A realização da COP 30 em Belém, em 2025, coloca o Brasil em posição estratégica no debate global sobre justiça climática e desenvolvimento sustentável. Dessa forma, ao sediar o principal fórum internacional de discussão sobre clima, no coração da Amazônia, o país assume não apenas responsabilidade ambiental, mas também o compromisso de conduzir uma agenda alinhada às diretrizes internacionais de sustentabilidade e direitos humanos. A crise climática, ao se intensificar, revela-se como um desafio de cidadania que evidencia desigualdades históricas. Como mostram dados do PNUD (2023), 70% das pessoas mais vulneráveis a eventos climáticos extremos vivem em regiões com baixo Índice de Desenvolvimento Humano, e os impactos recaem com maior peso sobre grupos que historicamente tiveram menos acesso a infraestrutura, proteção ambiental e oportunidades de adaptação. Essa assimetria evidencia que a emergência climática não se distribui de forma igual: ela aprofunda desigualdades pré-existentes e afeta de maneira mais intensa aqueles com menor capacidade de resposta ao problema.
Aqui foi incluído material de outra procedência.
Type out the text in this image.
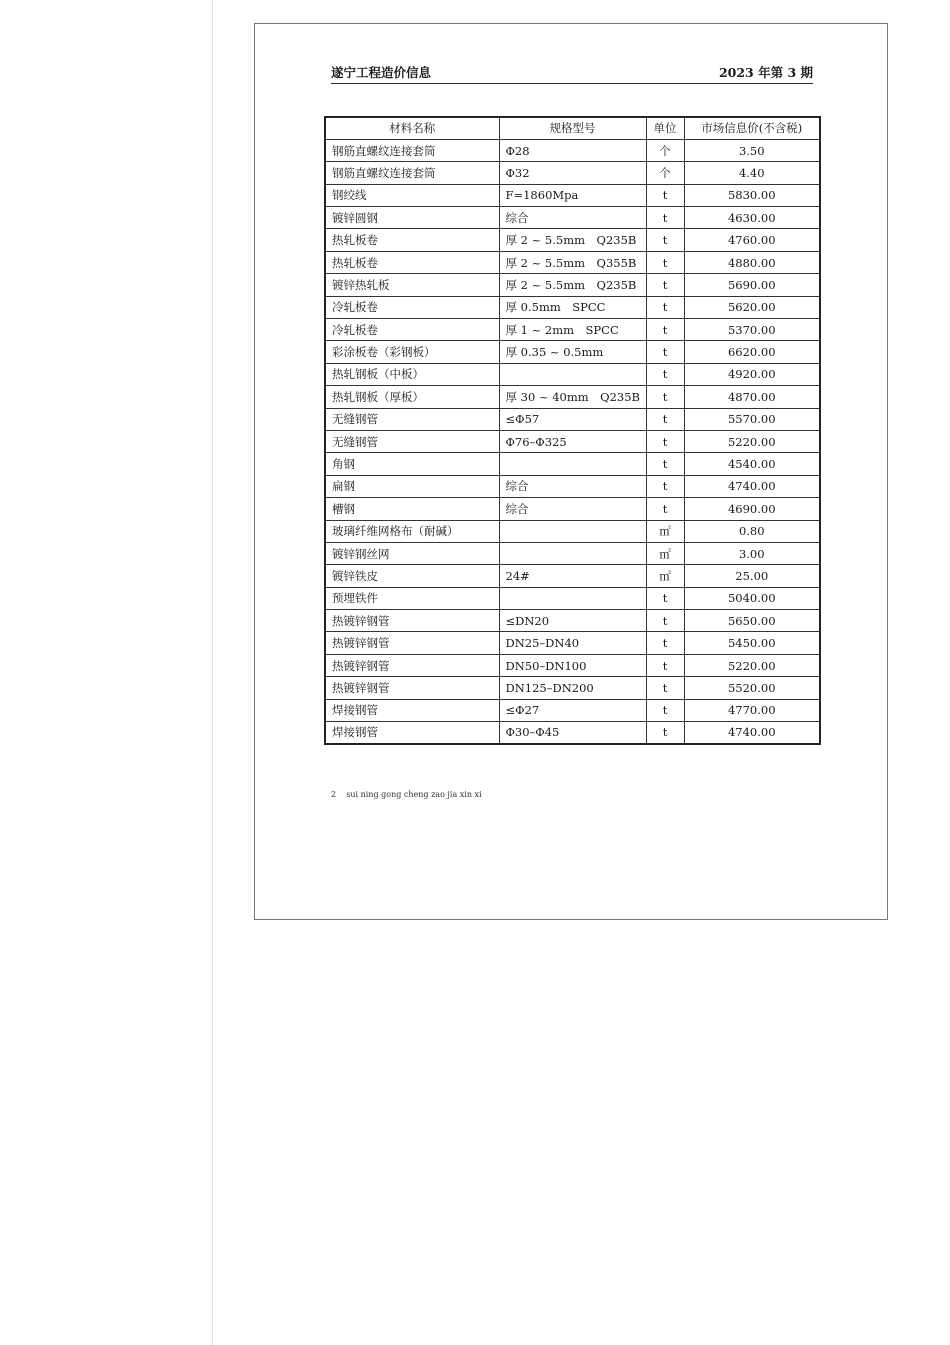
遂宁工程造价信息	2023 年第 3 期
材料名称	规格型号	单位	市场信息价(不含税)
钢筋直螺纹连接套筒	Φ28	个	3.50
钢筋直螺纹连接套筒	Φ32	个	4.40
钢绞线	F=1860Mpa	t	5830.00
镀锌圆钢	综合	t	4630.00
热轧板卷	厚 2 ~ 5.5mm　Q235B	t	4760.00
热轧板卷	厚 2 ~ 5.5mm　Q355B	t	4880.00
镀锌热轧板	厚 2 ~ 5.5mm　Q235B	t	5690.00
冷轧板卷	厚 0.5mm　SPCC	t	5620.00
冷轧板卷	厚 1 ~ 2mm　SPCC	t	5370.00
彩涂板卷（彩钢板）	厚 0.35 ~ 0.5mm	t	6620.00
热轧钢板（中板）		t	4920.00
热轧钢板（厚板）	厚 30 ~ 40mm　Q235B	t	4870.00
无缝钢管	≤Φ57	t	5570.00
无缝钢管	Φ76–Φ325	t	5220.00
角钢		t	4540.00
扁钢	综合	t	4740.00
槽钢	综合	t	4690.00
玻璃纤维网格布（耐碱）		㎡	0.80
镀锌钢丝网		㎡	3.00
镀锌铁皮	24#	㎡	25.00
预埋铁件		t	5040.00
热镀锌钢管	≤DN20	t	5650.00
热镀锌钢管	DN25–DN40	t	5450.00
热镀锌钢管	DN50–DN100	t	5220.00
热镀锌钢管	DN125–DN200	t	5520.00
焊接钢管	≤Φ27	t	4770.00
焊接钢管	Φ30–Φ45	t	4740.00
2 sui ning gong cheng zao jia xin xi
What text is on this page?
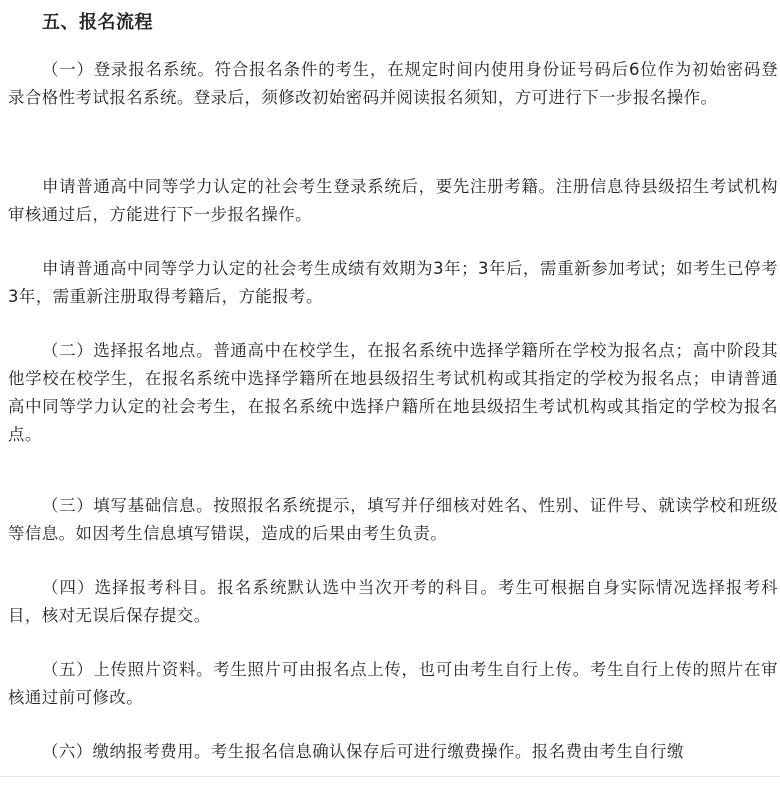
五、报名流程

（一）登录报名系统。符合报名条件的考生，在规定时间内使用身份证号码后6位作为初始密码登录合格性考试报名系统。登录后，须修改初始密码并阅读报名须知，方可进行下一步报名操作。

申请普通高中同等学力认定的社会考生登录系统后，要先注册考籍。注册信息待县级招生考试机构审核通过后，方能进行下一步报名操作。

申请普通高中同等学力认定的社会考生成绩有效期为3年；3年后，需重新参加考试；如考生已停考3年，需重新注册取得考籍后，方能报考。

（二）选择报名地点。普通高中在校学生，在报名系统中选择学籍所在学校为报名点；高中阶段其他学校在校学生，在报名系统中选择学籍所在地县级招生考试机构或其指定的学校为报名点；申请普通高中同等学力认定的社会考生，在报名系统中选择户籍所在地县级招生考试机构或其指定的学校为报名点。

（三）填写基础信息。按照报名系统提示，填写并仔细核对姓名、性别、证件号、就读学校和班级等信息。如因考生信息填写错误，造成的后果由考生负责。

（四）选择报考科目。报名系统默认选中当次开考的科目。考生可根据自身实际情况选择报考科目，核对无误后保存提交。

（五）上传照片资料。考生照片可由报名点上传，也可由考生自行上传。考生自行上传的照片在审核通过前可修改。

（六）缴纳报考费用。考生报名信息确认保存后可进行缴费操作。报名费由考生自行缴
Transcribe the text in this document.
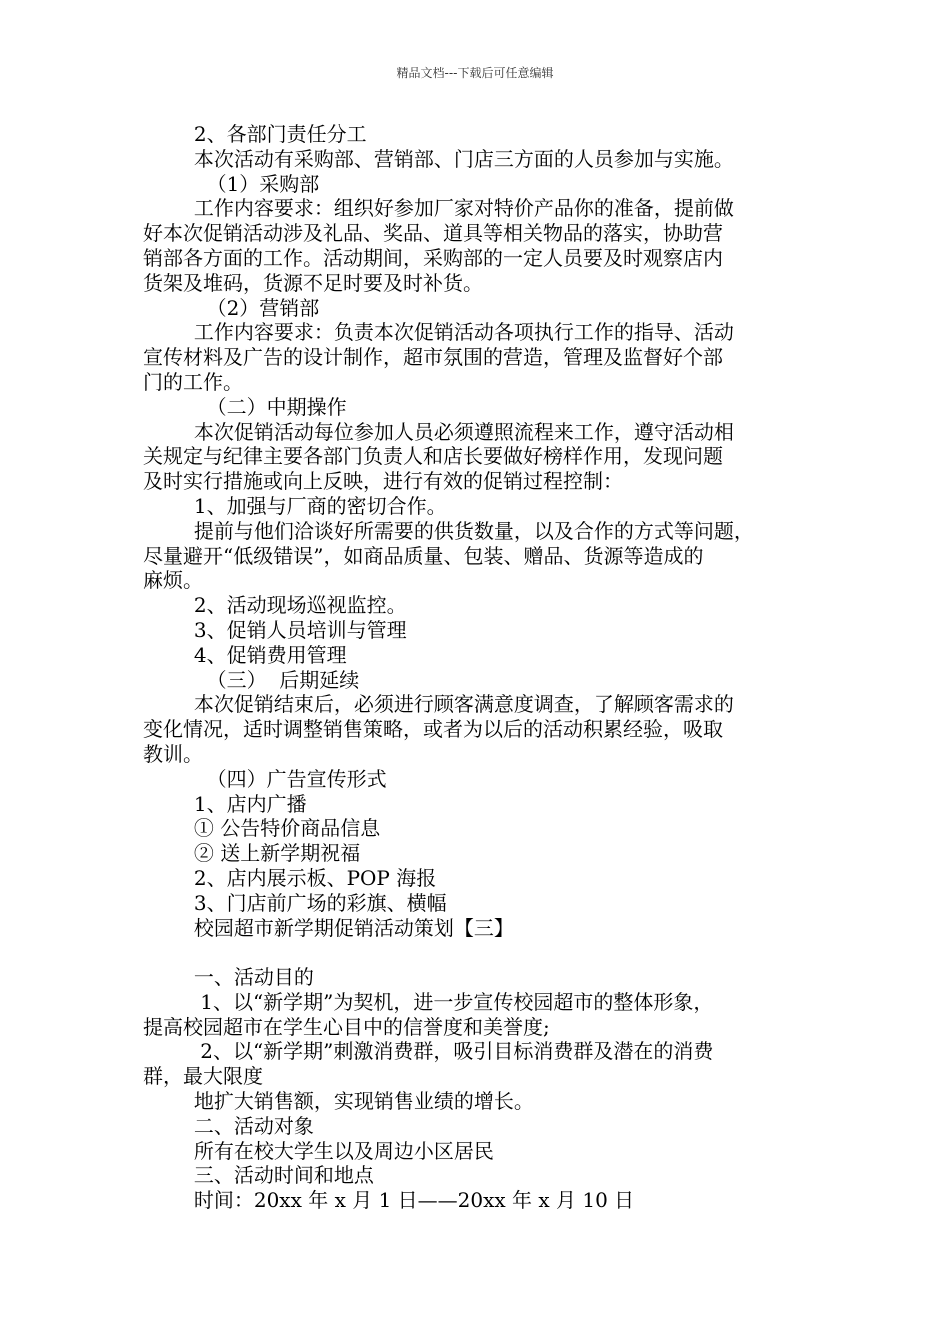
精品文档---下载后可任意编辑

2、各部门责任分工

本次活动有采购部、营销部、门店三方面的人员参加与实施。

（1）采购部

工作内容要求：组织好参加厂家对特价产品你的准备，提前做

好本次促销活动涉及礼品、奖品、道具等相关物品的落实，协助营

销部各方面的工作。活动期间，采购部的一定人员要及时观察店内

货架及堆码，货源不足时要及时补货。

（2）营销部

工作内容要求：负责本次促销活动各项执行工作的指导、活动

宣传材料及广告的设计制作，超市氛围的营造，管理及监督好个部

门的工作。

（二）中期操作

本次促销活动每位参加人员必须遵照流程来工作，遵守活动相

关规定与纪律主要各部门负责人和店长要做好榜样作用，发现问题

及时实行措施或向上反映，进行有效的促销过程控制：

1、加强与厂商的密切合作。

提前与他们洽谈好所需要的供货数量，以及合作的方式等问题，

尽量避开“低级错误”，如商品质量、包装、赠品、货源等造成的

麻烦。

2、活动现场巡视监控。

3、促销人员培训与管理

4、促销费用管理

（三）  后期延续

本次促销结束后，必须进行顾客满意度调查，了解顾客需求的

变化情况，适时调整销售策略，或者为以后的活动积累经验，吸取

教训。

（四）广告宣传形式

1、店内广播

① 公告特价商品信息

② 送上新学期祝福

2、店内展示板、POP 海报

3、门店前广场的彩旗、横幅

校园超市新学期促销活动策划【三】

一、活动目的

1、以“新学期”为契机，进一步宣传校园超市的整体形象，

提高校园超市在学生心目中的信誉度和美誉度;

2、以“新学期”刺激消费群，吸引目标消费群及潜在的消费

群，最大限度

地扩大销售额，实现销售业绩的增长。

二、活动对象

所有在校大学生以及周边小区居民

三、活动时间和地点

时间：20xx 年 x 月 1 日——20xx 年 x 月 10 日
Cidadania climática e o direito ao futuro: educação como fundamento democrático
É nesse contexto que emerge o conceito de “direito ao futuro”, expressão que ecoa o princípio da solidariedade intergeracional presente no artigo 225 da Constituição Federal, segundo o qual todos têm direito a um meio ambiente ecologicamente equilibrado, impondo-se ao Poder Público e à coletividade o dever de preservá-lo para as presentes e futuras gerações. A leitura desse dispositivo como eixo educativo permite reinterpretar o meio ambiente não apenas como patrimônio natural, mas como bem jurídico indissociável da dignidade humana. Ao reconhecer que a defesa ambiental é responsabilidade compartilhada, o texto constitucional fundamenta a necessidade de formação cidadã como condição para o exercício pleno desse direito. Nas palavras de Paulo Freire (1996), “não há transformação sem consciência”, o que indica que compreender a realidade climática é pré-requisito para contribuir com soluções possíveis e sustentáveis.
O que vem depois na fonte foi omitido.